蛋白质中的迁移学习：评估生物信息学任务中新型蛋白质学习表示。

Transfer learning in proteins: evaluating novel protein learned representations for bioinformatics tasks.

机构信息

Research Institute for Signals, Systems and Computational Intelligence sinc(i) (CONICET-UNL), Ciudad Universitaria, Santa Fe, Argentina.

出版信息

Brief Bioinform. 2022 Jul 18;23(4). doi: 10.1093/bib/bbac232.

DOI:10.1093/bib/bbac232

PMID:35758229

Abstract

A representation method is an algorithm that calculates numerical feature vectors for samples in a dataset. Such vectors, also known as embeddings, define a relatively low-dimensional space able to efficiently encode high-dimensional data. Very recently, many types of learned data representations based on machine learning have appeared and are being applied to several tasks in bioinformatics. In particular, protein representation learning methods integrate different types of protein information (sequence, domains, etc.), in supervised or unsupervised learning approaches, and provide embeddings of protein sequences that can be used for downstream tasks. One task that is of special interest is the automatic function prediction of the huge number of novel proteins that are being discovered nowadays and are still totally uncharacterized. However, despite its importance, up to date there is not a fair benchmark study of the predictive performance of existing proposals on the same large set of proteins and for very concrete and common bioinformatics tasks. Therefore, this lack of benchmark studies prevent the community from using adequate predictive methods for accelerating the functional characterization of proteins. In this study, we performed a detailed comparison of protein sequence representation learning methods, explaining each approach and comparing them with an experimental benchmark on several bioinformatics tasks: (i) determining protein sequence similarity in the embedding space; (ii) inferring protein domains and (iii) predicting ontology-based protein functions. We examine the advantages and disadvantages of each representation approach over the benchmark results. We hope the results and the discussion of this study can help the community to select the most adequate machine learning-based technique for protein representation according to the bioinformatics task at hand.

摘要

表示法是一种算法，用于计算数据集中样本的数值特征向量。
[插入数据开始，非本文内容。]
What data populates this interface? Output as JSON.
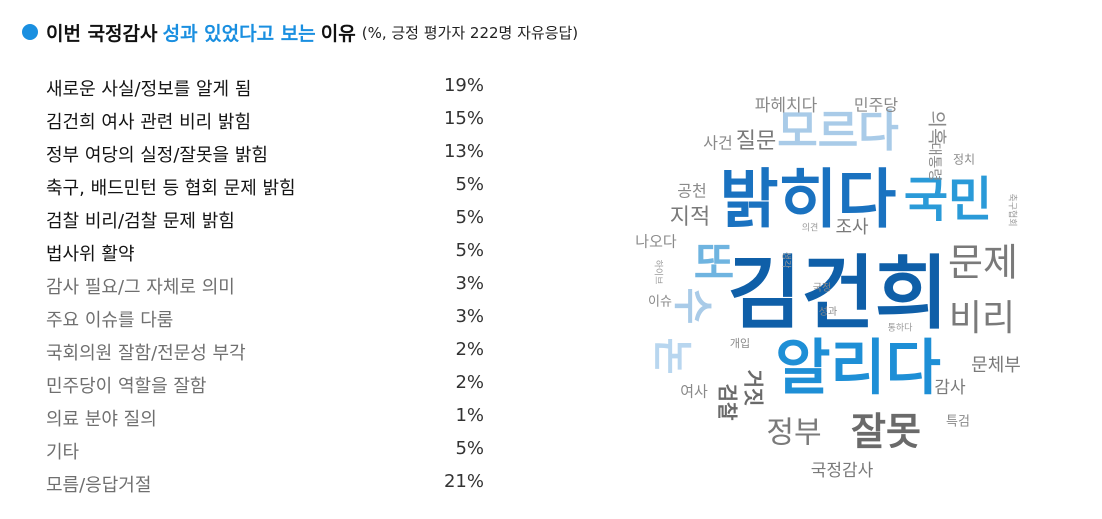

这样的向量，也称为嵌入向量，定义了一个相对低维的空间，能够有效地编码高维数据。最近，许多基于机器学习的学习数据表示方法已经出现，并被应用于生物信息学中的多个任务。特别是，蛋白质表示学习方法整合了不同类型的蛋白质信息（序列、结构域等），在监督或无监督学习方法中，提供可用于下游任务的蛋白质序列嵌入向量。一个特别感兴趣的任务是自动预测当今发现的大量新型蛋白质的功能，这些蛋白质仍然完全没有特征。然而，尽管它很重要，但到目前为止，对于同一组大型蛋白质和非常具体和常见的生物信息学任务，还没有对现有提案的预测性能进行公平的基准研究。因此，缺乏基准研究使得社区无法使用适当的预测方法来加速蛋白质的功能特征化。在这项研究中，我们对蛋白质序列表示学习方法进行了详细的比较，解释了每种方法，并在几个生物信息学任务上与实验基准进行了比较：（i）在嵌入空间中确定蛋白质序列相似性；（ii）推断蛋白质结构域；（iii）预测基于本体的蛋白质功能。我们检查了每种表示方法相对于基准结果的优缺点。我们希望本研究的结果和讨论能够帮助社区根据手头的生物信息学任务选择最合适的基于机器学习的蛋白质表示技术。